Presumed Cultural Identity: How Names Shape LLM Responses
This addresses biases in AI personalisation for users interacting with LLMs, though it is incremental as it builds on existing bias research.
The study tackled the problem of biases in LLM responses by measuring cultural presumptions associated with names in suggestion-seeking queries, demonstrating strong assumptions about cultural identity across multiple cultures. The result highlights the need for nuanced personalisation systems to avoid reinforcing stereotypes.

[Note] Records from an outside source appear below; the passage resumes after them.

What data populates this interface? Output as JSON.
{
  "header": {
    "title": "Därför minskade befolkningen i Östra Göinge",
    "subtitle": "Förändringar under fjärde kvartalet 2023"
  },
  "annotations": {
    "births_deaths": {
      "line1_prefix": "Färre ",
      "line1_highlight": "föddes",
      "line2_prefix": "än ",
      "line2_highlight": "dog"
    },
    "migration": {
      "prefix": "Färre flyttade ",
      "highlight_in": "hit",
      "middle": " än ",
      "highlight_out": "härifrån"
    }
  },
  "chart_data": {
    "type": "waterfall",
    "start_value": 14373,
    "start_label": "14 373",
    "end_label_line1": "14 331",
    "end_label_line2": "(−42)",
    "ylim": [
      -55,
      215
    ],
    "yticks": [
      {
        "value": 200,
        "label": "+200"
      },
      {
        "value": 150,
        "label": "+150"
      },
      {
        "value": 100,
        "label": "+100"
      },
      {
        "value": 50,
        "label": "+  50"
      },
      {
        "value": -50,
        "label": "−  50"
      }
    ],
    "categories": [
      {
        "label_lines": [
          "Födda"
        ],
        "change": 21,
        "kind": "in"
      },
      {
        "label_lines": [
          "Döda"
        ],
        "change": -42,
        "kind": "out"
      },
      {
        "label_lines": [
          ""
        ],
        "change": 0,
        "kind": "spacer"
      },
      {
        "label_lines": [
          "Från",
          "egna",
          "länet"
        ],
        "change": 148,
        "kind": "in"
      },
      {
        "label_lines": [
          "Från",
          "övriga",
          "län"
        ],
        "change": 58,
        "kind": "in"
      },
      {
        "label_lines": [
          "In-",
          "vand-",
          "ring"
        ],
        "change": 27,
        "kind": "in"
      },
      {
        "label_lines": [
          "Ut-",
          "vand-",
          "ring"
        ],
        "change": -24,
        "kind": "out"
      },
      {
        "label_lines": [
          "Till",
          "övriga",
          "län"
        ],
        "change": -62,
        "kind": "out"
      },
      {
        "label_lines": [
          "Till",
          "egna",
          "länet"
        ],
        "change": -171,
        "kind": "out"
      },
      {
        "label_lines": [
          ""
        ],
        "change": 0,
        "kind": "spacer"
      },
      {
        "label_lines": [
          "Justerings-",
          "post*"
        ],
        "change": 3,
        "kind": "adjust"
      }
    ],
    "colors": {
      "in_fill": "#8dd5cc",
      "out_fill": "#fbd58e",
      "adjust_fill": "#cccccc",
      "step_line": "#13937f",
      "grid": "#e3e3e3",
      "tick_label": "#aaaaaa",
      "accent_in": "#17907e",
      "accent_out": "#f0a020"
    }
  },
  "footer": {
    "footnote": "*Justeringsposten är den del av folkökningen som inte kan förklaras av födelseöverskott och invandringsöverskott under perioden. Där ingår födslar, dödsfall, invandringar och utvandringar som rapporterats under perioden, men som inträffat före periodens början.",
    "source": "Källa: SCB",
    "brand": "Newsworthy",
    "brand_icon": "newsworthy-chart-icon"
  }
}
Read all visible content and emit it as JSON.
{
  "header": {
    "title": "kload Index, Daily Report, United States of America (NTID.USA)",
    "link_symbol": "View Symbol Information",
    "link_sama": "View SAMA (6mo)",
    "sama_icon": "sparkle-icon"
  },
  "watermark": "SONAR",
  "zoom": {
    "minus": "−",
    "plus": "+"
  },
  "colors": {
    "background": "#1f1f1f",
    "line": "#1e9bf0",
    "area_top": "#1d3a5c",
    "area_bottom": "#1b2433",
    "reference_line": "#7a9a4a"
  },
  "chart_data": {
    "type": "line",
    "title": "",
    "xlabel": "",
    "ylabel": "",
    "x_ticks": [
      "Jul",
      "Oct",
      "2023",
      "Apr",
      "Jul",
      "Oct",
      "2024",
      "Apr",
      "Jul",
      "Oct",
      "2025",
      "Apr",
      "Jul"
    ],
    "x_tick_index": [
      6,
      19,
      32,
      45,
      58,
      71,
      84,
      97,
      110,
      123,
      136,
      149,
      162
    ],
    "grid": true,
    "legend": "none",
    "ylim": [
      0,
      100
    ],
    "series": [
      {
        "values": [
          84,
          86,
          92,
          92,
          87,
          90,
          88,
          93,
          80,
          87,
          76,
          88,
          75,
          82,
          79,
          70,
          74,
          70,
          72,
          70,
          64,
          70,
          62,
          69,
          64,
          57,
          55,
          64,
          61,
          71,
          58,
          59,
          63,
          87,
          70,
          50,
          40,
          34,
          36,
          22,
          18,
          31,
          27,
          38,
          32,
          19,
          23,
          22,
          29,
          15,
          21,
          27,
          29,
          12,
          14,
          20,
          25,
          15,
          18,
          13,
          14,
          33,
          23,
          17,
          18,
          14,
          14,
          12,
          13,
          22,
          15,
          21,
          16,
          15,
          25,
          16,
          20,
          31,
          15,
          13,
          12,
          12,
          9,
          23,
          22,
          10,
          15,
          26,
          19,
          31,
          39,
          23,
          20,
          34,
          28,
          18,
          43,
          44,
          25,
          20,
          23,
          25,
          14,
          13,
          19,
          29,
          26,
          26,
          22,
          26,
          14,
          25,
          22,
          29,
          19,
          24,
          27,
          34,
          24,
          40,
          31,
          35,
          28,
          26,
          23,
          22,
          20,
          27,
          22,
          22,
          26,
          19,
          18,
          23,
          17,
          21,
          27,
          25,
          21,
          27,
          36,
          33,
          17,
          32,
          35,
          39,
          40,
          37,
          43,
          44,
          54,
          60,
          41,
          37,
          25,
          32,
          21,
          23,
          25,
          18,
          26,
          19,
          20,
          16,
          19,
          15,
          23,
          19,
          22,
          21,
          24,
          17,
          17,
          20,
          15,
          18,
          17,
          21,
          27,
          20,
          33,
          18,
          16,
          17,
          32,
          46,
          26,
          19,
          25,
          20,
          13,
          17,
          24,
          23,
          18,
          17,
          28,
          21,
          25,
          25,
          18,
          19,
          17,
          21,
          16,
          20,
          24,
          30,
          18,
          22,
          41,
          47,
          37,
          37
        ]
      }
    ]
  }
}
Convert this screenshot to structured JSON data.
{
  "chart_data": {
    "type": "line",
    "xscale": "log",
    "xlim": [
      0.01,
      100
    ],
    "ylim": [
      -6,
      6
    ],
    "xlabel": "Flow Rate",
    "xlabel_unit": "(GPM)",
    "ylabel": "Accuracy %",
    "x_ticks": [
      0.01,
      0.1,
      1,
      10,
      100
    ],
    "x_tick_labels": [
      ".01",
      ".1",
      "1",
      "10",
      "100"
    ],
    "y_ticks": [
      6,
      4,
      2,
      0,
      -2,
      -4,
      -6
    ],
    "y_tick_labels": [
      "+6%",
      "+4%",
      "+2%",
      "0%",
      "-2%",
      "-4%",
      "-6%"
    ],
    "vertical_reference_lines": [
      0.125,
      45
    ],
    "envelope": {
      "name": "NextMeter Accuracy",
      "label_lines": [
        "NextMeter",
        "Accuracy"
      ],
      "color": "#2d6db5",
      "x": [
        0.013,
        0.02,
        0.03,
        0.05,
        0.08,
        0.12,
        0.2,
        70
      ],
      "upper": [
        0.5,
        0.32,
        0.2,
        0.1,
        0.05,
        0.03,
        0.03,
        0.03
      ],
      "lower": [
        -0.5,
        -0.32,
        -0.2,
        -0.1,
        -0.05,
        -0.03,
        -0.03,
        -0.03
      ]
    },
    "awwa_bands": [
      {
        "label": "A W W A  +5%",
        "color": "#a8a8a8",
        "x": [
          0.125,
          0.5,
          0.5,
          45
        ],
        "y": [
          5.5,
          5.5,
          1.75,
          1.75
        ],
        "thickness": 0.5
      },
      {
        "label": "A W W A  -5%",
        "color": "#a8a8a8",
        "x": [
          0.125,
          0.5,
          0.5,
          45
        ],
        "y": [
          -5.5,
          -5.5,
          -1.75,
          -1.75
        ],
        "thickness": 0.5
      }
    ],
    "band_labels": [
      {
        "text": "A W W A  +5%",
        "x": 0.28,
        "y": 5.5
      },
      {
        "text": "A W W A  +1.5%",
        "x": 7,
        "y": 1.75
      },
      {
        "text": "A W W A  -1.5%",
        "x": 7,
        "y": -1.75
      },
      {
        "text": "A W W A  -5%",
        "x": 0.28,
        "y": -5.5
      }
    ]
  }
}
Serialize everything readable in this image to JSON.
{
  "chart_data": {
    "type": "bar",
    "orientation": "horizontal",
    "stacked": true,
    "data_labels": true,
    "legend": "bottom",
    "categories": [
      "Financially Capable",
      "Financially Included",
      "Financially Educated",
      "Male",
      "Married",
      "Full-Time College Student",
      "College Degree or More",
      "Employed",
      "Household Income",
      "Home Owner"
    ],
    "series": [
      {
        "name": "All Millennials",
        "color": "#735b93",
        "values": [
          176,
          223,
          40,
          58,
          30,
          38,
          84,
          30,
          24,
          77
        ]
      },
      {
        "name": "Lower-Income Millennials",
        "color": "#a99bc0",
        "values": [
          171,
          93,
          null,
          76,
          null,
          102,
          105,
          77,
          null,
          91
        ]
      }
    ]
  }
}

Names are deeply tied to human identity. They can serve as markers of individuality, cultural heritage, and personal history. However, using names as a core indicator of identity can lead to over-simplification of complex identities. When interacting with LLMs, user names are an important point of information for personalisation. Names can enter chatbot conversations through direct user input (requested by chatbots), as part of task contexts such as CV reviews, or as built-in memory features that store user information for personalisation. We study biases associated with names by measuring cultural presumptions in the responses generated by LLMs when presented with common suggestion-seeking queries, which might involve making assumptions about the user. Our analyses demonstrate strong assumptions about cultural identity associated with names present in LLM generations across multiple cultures. Our work has implications for designing more nuanced personalisation systems that avoid reinforcing stereotypes while maintaining meaningful customisation.